Here is my latest purchase with a 2182f movement. Looks even better in the flesh.

Jon


----------



## Silver Hawk (Dec 2, 2003)

:thumbsup:


----------



## Markybirch (Apr 24, 2009)

Now that is different


----------



## DJH584 (Apr 10, 2013)

Now that is one cracking looking Accutron. Well done you on purchasing it. Is it working well and is it NOS?

Regards

David


----------



## PC-Magician (Apr 29, 2013)

DJH584 said:


> Now that is one cracking looking Accutron. Well done you on purchasing it. Is it working well and is it NOS?
> 
> Regards
> 
> David


No not NOS but pretty close to it, recently serviced so working very well indeed.

Service wasn't carried out by Silverhawk but will be looked after by him in the future, as I have had superb work done by him in the past.

Jon


----------



## luddite (Dec 11, 2009)

I own a few Accutrons but I've never seen one like that before.
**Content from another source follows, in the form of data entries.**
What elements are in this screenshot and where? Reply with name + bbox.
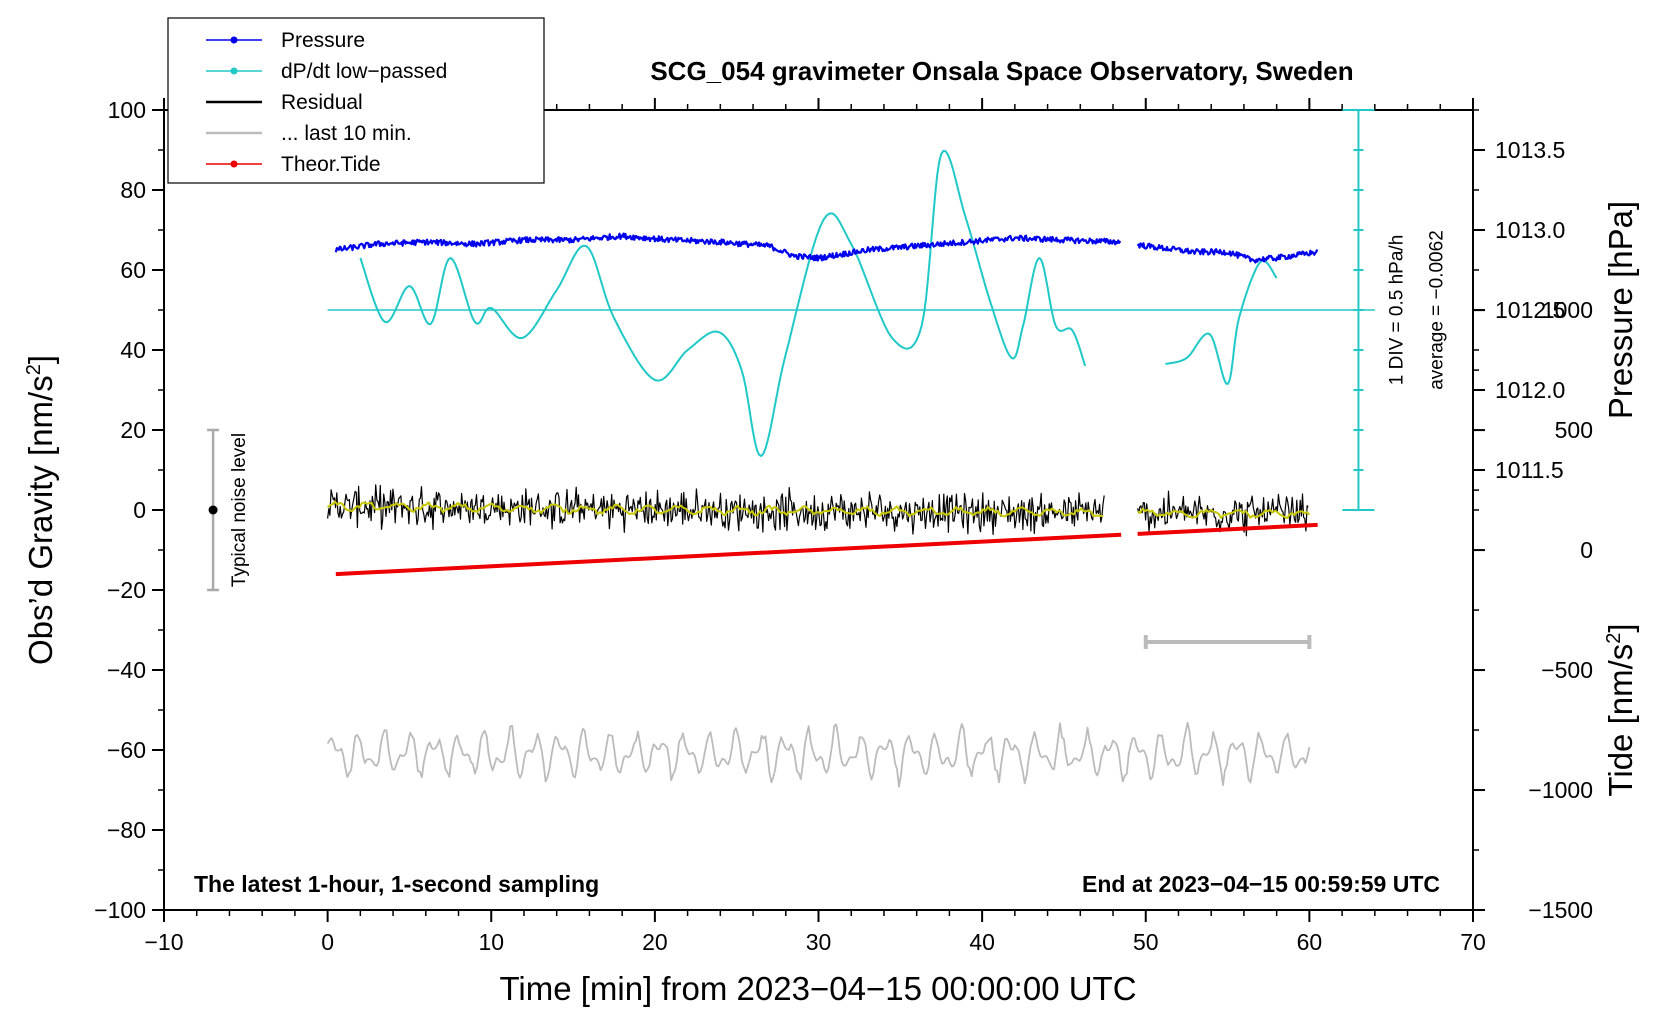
- pressure-axis-title: Pressure [hPa]: [1602, 201, 1639, 419]
- x-tick-label: −10: [144, 929, 183, 955]
- note-right: End at 2023−04−15 00:59:59 UTC: [1082, 871, 1440, 897]
- x-tick-label: 20: [642, 929, 668, 955]
- tide-axis-title-main: Tide [nm/s: [1602, 644, 1639, 797]
- series-layer: [326, 149, 1375, 788]
- legend-label: Theor.Tide: [281, 153, 381, 176]
- legend-marker: [230, 36, 238, 44]
- tide-tick-label: −500: [1541, 657, 1593, 683]
- x-tick-label: 30: [806, 929, 832, 955]
- y-axis-title-close: ]: [22, 355, 59, 364]
- pressure-trace: [334, 232, 1122, 262]
- y-tick-label: 40: [120, 337, 146, 363]
- y-tick-label: −20: [107, 577, 146, 603]
- legend: Pressure dP/dt low−passed Residual ... last…: [167, 17, 545, 184]
- y-tick-label: 0: [133, 497, 146, 523]
- y-tick-label: −40: [107, 657, 146, 683]
- tide-axis-title: Tide [nm/s2]: [1602, 623, 1639, 796]
- noise-level-dot: [208, 505, 218, 515]
- tide-tick-label: 0: [1580, 537, 1593, 563]
- y-tick-label: −60: [107, 737, 146, 763]
- tide-line: [1137, 522, 1318, 536]
- dpdt-curve-segment: [359, 149, 1087, 457]
- legend-items: Pressure dP/dt low−passed Residual ... last…: [206, 29, 447, 176]
- x-axis-title: Time [min] from 2023−04−15 00:00:00 UTC: [499, 970, 1136, 1007]
- y-axis-title: Obs’d Gravity [nm/s2]: [22, 355, 59, 665]
- legend-label: ... last 10 min.: [281, 122, 412, 145]
- tide-axis-title-sup: 2: [1603, 633, 1625, 644]
- legend-marker: [230, 67, 238, 75]
- pressure-axis-ticks: 1013.5 1013.0 1012.5 1012.0 1011.5: [1473, 109, 1565, 511]
- x-tick-label: 0: [321, 929, 334, 955]
- x-tick-label: 40: [969, 929, 995, 955]
- y-axis-title-sup: 2: [23, 364, 45, 375]
- dpdt-scale-div-label: 1 DIV = 0.5 hPa/h: [1386, 235, 1407, 386]
- residual-smoothed: [326, 500, 1104, 518]
- tide-tick-label: −1500: [1528, 897, 1593, 923]
- tide-axis-title-close: ]: [1602, 623, 1639, 632]
- legend-label: Residual: [281, 91, 363, 114]
- tide-axis-ticks: 1000 500 0 −500 −1000 −1500: [1473, 297, 1593, 923]
- tide-line: [335, 532, 1122, 577]
- noise-level-label: Typical noise level: [229, 433, 250, 587]
- tide-tick-label: 500: [1555, 417, 1593, 443]
- pressure-tick-label: 1012.0: [1495, 377, 1565, 403]
- residual-smoothed: [1137, 507, 1311, 519]
- legend-label: dP/dt low−passed: [281, 60, 447, 83]
- y-tick-label: 100: [108, 97, 146, 123]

I'm having trouble reading the date on the back.

Looks like M1,which dates it as 1961.


----------



## PC-Magician (Apr 29, 2013)

luddite said:


> I own a few Accutrons but I've never seen one like that before.
> 
> I'm having trouble reading the date on the back.
> 
> Looks like M1,which dates it as 1961.


Nope its 1971


----------



## PDXWatchCollector (Nov 15, 2013)

Anytime an Accutron case evokes the shape of a tuning fork, it's a little special -- nice watch!


----------



## Littlelegs (Dec 4, 2011)

That is very nice. Loving the dial colour. Nice find. Enjoy.


----------



## Mechanical Alarm (Oct 18, 2010)

PDXWatchCollector said:


> Anytime an Accutron case evokes the shape of a tuning fork, it's a little special -- nice watch!


I agree wholeheartedly...:


----------



## Magnetchief (Jul 19, 2013)

Very sweet. Thanks for sharing.


----------



## Mechanical Alarm (Oct 18, 2010)

I knew this looked familiar. A Ricoh with an automatic movement that I found in one of my watch boxes that got buried...:


----------



## GeeBeeFlyer (Jul 19, 2014)

My uncle had one as a kid and I loved the sound it made, still can hear it today?

Wayne


----------